Sharing experience across two continents

“There are so many commonalities and shared experiences across the two continents,” says Yousef Torman, managing director of ASREN (Arab States Research and Education Network). ASREN is one of the three African regional research and education networks taking part in the new collaboration.

National research and education networks (NRENs) in the Northern part of Africa are members of ASREN, while WACREN covers the Western and Central African countries, and the UbuntuNet Alliance is the regional network association for the Eastern and Southern NRENs in Africa. The regional networks on the Latin American side are LA Referencia and RedCLARA.

Equity and inclusiveness

The memorandum of understanding provides a framework for ongoing information sharing between the African research and education networks through the LIBSENSE initiative and LA Referencia / RedCLARA, and the potential adoption of the LA Referencia open-source discovery software in Africa.

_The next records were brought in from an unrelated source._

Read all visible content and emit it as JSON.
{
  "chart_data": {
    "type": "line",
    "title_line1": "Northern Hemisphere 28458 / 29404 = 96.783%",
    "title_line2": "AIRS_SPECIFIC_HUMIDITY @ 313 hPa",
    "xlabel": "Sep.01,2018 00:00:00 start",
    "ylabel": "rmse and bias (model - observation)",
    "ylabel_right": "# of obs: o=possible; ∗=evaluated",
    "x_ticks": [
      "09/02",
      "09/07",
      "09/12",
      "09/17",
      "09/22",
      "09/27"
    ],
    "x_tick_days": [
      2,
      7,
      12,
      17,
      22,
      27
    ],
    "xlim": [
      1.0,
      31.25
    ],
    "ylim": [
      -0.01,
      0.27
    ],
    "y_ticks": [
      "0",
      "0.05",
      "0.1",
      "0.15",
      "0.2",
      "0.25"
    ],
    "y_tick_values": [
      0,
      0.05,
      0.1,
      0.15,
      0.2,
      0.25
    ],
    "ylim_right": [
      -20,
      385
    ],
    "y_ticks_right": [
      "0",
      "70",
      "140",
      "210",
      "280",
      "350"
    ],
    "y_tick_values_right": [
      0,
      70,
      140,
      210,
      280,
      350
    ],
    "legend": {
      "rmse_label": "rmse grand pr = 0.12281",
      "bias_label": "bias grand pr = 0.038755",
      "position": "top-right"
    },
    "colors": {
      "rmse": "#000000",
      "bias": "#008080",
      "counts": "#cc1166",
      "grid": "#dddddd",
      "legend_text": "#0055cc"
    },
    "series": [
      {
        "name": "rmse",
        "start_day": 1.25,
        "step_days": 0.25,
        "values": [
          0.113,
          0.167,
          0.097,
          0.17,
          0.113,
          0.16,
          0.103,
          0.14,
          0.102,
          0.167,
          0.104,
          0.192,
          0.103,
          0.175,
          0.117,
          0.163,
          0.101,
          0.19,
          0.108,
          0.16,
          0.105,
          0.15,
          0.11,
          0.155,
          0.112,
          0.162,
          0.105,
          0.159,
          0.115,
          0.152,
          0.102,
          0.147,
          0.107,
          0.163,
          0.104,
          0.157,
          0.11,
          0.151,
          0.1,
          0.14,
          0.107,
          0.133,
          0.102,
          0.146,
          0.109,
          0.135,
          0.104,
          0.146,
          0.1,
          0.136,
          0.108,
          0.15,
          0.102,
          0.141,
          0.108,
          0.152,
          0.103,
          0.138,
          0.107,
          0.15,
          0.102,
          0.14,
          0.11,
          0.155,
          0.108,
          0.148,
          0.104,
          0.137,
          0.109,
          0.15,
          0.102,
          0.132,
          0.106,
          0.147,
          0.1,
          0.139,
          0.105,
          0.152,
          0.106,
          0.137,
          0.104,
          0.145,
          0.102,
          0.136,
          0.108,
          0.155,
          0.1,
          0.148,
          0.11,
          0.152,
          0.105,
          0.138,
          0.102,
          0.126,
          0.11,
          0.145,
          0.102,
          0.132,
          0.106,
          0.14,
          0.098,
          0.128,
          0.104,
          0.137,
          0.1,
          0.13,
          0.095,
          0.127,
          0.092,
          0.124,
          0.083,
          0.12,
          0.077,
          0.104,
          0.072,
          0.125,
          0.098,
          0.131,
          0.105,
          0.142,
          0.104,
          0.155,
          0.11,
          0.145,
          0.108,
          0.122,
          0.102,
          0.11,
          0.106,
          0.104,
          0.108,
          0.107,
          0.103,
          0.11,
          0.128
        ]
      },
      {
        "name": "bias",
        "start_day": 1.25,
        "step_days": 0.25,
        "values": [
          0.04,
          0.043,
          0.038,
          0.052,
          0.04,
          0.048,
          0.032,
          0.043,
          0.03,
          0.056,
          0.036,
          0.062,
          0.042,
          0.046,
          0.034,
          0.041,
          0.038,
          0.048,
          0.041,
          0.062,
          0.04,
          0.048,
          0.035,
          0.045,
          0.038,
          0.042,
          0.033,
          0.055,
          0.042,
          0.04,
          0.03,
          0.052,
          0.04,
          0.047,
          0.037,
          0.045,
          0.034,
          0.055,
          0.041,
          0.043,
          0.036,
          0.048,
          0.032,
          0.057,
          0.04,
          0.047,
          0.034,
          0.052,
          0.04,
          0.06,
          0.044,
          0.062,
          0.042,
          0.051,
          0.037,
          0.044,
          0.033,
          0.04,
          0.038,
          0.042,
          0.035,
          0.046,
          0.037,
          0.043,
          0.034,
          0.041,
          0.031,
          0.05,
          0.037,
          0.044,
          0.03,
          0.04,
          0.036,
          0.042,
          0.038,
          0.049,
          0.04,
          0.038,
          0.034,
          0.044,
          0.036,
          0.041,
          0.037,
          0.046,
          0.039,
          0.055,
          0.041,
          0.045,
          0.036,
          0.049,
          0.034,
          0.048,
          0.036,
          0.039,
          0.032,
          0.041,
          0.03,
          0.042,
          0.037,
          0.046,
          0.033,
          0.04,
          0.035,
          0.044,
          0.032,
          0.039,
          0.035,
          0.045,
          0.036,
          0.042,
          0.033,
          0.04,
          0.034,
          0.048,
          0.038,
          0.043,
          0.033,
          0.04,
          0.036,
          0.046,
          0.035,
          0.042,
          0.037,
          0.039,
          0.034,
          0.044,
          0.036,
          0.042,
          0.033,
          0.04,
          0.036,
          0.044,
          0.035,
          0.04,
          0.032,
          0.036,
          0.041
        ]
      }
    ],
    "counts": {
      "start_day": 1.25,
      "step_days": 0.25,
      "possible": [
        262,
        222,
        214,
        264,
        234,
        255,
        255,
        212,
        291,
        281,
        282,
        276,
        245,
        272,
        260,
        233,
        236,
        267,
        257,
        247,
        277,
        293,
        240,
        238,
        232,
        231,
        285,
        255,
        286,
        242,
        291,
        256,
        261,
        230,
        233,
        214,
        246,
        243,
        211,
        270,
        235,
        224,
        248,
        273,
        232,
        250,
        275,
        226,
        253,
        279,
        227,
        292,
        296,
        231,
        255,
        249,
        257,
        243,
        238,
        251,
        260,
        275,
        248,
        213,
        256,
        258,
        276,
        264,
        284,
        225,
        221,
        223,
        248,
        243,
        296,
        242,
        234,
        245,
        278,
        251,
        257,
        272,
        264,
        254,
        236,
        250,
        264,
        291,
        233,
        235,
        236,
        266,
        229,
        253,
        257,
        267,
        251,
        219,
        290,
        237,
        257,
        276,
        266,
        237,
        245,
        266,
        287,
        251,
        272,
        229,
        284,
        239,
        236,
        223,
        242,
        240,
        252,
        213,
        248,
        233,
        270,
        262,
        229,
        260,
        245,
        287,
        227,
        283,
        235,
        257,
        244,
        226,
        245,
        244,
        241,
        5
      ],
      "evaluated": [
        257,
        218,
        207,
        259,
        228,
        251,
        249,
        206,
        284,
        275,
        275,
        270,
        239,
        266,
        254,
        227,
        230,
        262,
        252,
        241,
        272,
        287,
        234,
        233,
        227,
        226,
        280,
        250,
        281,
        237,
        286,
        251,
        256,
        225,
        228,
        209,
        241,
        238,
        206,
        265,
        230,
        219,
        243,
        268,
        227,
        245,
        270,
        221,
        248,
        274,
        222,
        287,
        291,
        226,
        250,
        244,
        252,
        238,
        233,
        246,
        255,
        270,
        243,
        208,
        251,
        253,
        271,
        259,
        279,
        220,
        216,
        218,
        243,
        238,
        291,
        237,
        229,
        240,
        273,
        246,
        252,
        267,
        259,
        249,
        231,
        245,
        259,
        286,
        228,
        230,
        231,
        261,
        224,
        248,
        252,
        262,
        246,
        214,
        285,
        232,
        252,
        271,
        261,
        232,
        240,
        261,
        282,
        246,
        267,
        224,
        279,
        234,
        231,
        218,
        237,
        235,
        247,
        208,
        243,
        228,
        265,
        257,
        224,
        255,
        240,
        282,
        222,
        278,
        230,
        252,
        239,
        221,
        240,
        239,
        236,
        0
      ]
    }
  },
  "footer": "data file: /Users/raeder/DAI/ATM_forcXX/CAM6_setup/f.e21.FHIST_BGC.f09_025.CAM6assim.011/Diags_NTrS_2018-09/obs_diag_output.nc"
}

The collaboration is being fostered by COAR, the Confederation of Open Access Repositories, and with support from the pan-European GÉANT network, OpenAIRE and European Union co-funded AfricaConnect3 project.

“Equity and inclusiveness are fundamental values for our communities,” says Bianca Amaro, President of LA Referencia. “Rather than relying on centralized infrastructure and services hosted elsewhere, we aim to work together to build capacity and infrastructure in our regions that will support sustainable open science.”